Kekkaku. 1997 Feb;72(2):83-90.
Aspergillosis is an opportunistic infection caused by pathogenic Aspergillus species (spp.) and is a major hazard for immunocompromised patients and even for non-immunocompromised individuals. Clinical diagnosis of aspergillosis, especially invasive pulmonary aspergillosis (IPA) is difficult and is largely presumptive, typically based on spiking fevers not responding to antibiotics in a patient with the risk factors. It is well known that Aspergillus spp. can be only infrequently cultured from clinical specimens, and that the cultural examination is laborious and time-consuming. Moreover, positive culture from bronchoalveolar lavage or sputa is indicative, but not proof of infection. The criterion for diagnosis of pulmonary infection by aspergilli requires repeated isolation of the same species of Aspergillus from respiratory specimens. There have been some successful attempts using serological assays to detect circulating antibodies to Aspergillus spp. in the noninvasive form of the disease, but these are generally negative in an acute phase IPA patient. A currently available serodiagnostic kit, Pastrex Aspergillus is limited in clinical usefulness because of low sensitivity and specificity in spite of being simple and rapid. Contamination of clinical specimens with various saprophytic filamentous fungi other than aspergilli also often give false positive. Diagnostic methods using such molecular biological techniques, as polymerase chain reaction (PCR) have recently been employed to identify DNA from a number of pathogens when diagnostic means are limited. PCR is known as the most sensitive and specific technique by which to detect a specific DNA sequence. In this paper we have reviewed new genetic methods of diagnosing aspergillosis including PCR and in situ hybridization.

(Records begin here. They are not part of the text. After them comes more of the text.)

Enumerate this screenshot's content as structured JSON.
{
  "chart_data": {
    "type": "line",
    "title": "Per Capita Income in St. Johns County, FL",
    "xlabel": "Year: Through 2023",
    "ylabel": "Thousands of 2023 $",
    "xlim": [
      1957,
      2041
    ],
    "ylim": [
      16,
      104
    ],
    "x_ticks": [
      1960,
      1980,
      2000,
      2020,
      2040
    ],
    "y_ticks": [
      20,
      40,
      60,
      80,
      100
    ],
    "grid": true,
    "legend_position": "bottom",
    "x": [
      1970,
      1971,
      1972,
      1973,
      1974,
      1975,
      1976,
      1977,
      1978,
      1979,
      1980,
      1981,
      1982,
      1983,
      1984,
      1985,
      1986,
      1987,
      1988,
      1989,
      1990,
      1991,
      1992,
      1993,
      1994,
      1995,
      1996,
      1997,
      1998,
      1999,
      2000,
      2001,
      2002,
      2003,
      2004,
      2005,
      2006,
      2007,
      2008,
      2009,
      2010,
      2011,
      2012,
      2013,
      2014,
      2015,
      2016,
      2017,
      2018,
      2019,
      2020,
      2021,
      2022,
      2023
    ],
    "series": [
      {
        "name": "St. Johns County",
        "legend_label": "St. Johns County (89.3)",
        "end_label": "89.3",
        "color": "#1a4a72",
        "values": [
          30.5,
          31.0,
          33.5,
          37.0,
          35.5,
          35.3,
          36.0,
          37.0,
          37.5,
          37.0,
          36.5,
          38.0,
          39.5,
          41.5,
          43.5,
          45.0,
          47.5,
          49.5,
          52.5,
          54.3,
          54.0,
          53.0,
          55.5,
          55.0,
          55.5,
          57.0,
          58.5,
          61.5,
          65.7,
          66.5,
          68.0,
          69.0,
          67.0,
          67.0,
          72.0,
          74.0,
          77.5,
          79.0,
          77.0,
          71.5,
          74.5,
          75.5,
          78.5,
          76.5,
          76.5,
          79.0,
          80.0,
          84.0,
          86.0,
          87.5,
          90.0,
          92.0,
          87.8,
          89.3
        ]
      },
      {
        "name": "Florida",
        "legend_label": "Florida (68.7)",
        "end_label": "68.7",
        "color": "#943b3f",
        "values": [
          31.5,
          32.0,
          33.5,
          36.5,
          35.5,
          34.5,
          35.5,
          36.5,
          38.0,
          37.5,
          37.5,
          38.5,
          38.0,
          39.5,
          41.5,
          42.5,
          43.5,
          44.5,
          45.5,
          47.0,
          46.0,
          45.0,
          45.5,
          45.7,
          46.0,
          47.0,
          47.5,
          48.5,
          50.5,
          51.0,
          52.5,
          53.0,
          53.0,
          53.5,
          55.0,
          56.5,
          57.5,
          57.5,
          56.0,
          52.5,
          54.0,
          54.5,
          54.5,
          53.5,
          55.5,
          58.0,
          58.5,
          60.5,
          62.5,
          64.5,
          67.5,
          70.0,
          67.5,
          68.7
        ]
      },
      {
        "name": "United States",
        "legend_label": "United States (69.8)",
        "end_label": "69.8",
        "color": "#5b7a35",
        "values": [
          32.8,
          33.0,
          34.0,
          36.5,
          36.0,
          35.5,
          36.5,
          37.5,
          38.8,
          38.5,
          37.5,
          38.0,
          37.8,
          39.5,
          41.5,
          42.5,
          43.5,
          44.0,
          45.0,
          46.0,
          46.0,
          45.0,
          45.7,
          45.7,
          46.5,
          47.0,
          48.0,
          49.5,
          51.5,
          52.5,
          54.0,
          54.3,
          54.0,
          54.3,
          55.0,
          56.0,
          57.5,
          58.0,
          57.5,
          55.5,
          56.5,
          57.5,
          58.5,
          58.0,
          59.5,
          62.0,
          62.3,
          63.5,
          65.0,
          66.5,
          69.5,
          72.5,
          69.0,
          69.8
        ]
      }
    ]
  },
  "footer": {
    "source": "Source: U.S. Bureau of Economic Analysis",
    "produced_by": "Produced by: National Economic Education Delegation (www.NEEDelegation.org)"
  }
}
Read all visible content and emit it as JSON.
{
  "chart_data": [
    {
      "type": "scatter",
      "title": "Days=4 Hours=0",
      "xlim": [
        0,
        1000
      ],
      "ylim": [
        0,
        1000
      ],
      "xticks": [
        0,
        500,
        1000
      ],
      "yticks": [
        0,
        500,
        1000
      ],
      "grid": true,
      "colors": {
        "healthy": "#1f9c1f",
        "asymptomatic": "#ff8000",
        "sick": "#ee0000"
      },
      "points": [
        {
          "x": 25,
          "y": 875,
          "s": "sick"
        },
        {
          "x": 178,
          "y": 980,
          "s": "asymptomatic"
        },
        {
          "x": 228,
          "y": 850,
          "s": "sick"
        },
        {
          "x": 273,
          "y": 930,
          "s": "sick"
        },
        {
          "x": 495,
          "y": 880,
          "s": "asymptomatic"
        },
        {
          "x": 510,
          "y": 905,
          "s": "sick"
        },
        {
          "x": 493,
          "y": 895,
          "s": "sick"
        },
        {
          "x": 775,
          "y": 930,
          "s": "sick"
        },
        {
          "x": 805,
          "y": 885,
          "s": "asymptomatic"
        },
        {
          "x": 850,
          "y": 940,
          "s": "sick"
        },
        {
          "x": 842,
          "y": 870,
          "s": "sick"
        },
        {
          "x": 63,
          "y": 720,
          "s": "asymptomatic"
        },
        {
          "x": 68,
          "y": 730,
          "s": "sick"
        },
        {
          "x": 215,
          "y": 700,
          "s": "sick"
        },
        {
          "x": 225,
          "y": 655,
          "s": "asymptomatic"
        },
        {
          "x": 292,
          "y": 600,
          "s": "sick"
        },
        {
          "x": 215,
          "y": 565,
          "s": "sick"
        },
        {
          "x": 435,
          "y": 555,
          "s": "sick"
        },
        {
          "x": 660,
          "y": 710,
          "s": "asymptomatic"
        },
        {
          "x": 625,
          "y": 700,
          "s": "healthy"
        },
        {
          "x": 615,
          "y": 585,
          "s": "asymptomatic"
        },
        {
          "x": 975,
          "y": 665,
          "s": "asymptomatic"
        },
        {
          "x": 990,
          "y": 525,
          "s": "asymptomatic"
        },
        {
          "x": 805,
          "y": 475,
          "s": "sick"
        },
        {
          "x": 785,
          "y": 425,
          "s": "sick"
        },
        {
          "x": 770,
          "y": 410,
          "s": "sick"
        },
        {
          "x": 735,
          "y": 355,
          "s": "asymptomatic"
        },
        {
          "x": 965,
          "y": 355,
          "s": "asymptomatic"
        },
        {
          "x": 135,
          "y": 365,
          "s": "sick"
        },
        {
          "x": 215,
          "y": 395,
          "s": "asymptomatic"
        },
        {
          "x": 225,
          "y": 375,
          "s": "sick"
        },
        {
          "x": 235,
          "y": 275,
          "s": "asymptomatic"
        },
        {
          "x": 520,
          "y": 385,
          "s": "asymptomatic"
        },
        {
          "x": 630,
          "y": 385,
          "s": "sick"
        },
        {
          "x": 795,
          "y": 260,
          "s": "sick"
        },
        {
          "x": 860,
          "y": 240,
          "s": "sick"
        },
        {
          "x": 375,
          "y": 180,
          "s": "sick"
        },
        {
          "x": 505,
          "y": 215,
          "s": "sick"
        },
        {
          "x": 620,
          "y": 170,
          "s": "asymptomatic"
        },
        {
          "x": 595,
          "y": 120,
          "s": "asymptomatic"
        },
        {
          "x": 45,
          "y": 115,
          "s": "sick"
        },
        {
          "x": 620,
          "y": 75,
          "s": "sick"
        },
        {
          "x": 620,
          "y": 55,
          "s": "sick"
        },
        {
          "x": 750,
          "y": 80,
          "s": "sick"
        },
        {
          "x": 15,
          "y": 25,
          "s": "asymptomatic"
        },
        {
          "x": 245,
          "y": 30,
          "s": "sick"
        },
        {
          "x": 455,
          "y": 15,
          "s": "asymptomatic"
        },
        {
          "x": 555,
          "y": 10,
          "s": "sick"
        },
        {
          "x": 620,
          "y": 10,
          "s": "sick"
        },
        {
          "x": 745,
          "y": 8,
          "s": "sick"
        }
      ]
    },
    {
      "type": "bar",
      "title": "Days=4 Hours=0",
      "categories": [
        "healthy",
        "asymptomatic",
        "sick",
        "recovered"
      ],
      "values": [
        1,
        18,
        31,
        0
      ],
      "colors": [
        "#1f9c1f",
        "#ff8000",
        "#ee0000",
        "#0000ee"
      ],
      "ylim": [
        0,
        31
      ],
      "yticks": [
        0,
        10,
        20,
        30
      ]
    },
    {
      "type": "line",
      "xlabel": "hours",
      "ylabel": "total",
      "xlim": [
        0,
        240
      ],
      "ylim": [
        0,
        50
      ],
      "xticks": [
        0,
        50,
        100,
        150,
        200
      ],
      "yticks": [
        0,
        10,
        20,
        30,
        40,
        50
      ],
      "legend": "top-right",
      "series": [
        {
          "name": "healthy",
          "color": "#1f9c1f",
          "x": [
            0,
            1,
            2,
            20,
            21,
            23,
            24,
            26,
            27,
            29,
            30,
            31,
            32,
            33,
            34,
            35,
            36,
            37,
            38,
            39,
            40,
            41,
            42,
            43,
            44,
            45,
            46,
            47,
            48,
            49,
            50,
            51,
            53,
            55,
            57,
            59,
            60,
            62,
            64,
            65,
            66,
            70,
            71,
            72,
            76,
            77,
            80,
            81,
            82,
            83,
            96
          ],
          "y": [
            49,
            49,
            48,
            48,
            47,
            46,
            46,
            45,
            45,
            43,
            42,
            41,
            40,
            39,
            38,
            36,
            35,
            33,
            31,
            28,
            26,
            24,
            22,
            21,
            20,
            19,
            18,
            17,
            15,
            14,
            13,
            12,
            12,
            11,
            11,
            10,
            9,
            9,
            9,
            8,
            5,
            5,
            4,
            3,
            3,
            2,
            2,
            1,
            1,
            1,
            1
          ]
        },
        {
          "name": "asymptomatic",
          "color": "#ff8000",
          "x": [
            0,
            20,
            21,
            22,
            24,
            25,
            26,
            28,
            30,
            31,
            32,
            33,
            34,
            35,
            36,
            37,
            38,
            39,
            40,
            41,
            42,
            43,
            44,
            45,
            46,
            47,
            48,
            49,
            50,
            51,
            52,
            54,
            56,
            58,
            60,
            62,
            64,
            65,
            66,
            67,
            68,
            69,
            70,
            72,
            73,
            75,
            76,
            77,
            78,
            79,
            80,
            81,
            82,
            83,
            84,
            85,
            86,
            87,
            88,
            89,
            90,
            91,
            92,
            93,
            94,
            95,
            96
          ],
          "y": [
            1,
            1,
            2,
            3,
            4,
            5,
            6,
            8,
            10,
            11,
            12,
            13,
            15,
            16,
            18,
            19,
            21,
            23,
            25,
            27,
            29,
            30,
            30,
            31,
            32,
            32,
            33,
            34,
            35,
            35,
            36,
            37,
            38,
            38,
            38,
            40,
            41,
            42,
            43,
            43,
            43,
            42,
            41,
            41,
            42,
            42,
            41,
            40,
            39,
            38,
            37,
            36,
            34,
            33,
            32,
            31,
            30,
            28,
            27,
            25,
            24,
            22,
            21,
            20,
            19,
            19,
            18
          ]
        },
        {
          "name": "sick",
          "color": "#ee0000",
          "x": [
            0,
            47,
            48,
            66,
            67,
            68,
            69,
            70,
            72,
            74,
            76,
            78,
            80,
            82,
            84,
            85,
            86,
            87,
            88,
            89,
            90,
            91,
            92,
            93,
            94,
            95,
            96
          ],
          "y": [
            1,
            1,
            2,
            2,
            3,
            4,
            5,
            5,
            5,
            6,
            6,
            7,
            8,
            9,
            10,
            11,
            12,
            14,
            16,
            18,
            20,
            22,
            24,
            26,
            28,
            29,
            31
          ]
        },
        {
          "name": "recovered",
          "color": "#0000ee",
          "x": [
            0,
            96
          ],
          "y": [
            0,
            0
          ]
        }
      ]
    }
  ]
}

曲霉病是由致病性曲霉菌种引起的机会性感染,对免疫功能低下的患者甚至非免疫功能低下的个体都是一大危害。曲霉病的临床诊断,尤其是侵袭性肺曲霉病(IPA)很困难,很大程度上是推测性的,通常基于有风险因素的患者出现对抗生素无反应的高热。众所周知,曲霉菌种很少能从临床标本中培养出来,而且培养检查费力且耗时。此外,支气管肺泡灌洗或痰液培养阳性有指示意义,但不能证明感染。曲霉菌引起肺部感染的诊断标准要求从呼吸道标本中反复分离出同一种曲霉菌。已经有一些成功尝试使用血清学检测来检测疾病非侵袭形式下针对曲霉菌种的循环抗体,但在急性IPA患者中这些检测通常为阴性。目前可用的一种血清诊断试剂盒Pastrex Aspergillus尽管简单快速,但由于敏感性和特异性低,临床实用性有限。临床标本被曲霉菌以外的各种腐生性丝状真菌污染也常常导致假阳性。当诊断手段有限时,最近已采用聚合酶链反应(PCR)等分子生物学技术来鉴定多种病原体的DNA。PCR是检测特定DNA序列最敏感和特异的技术。在本文中,我们综述了诊断曲霉病的新基因方法,包括PCR和原位杂交。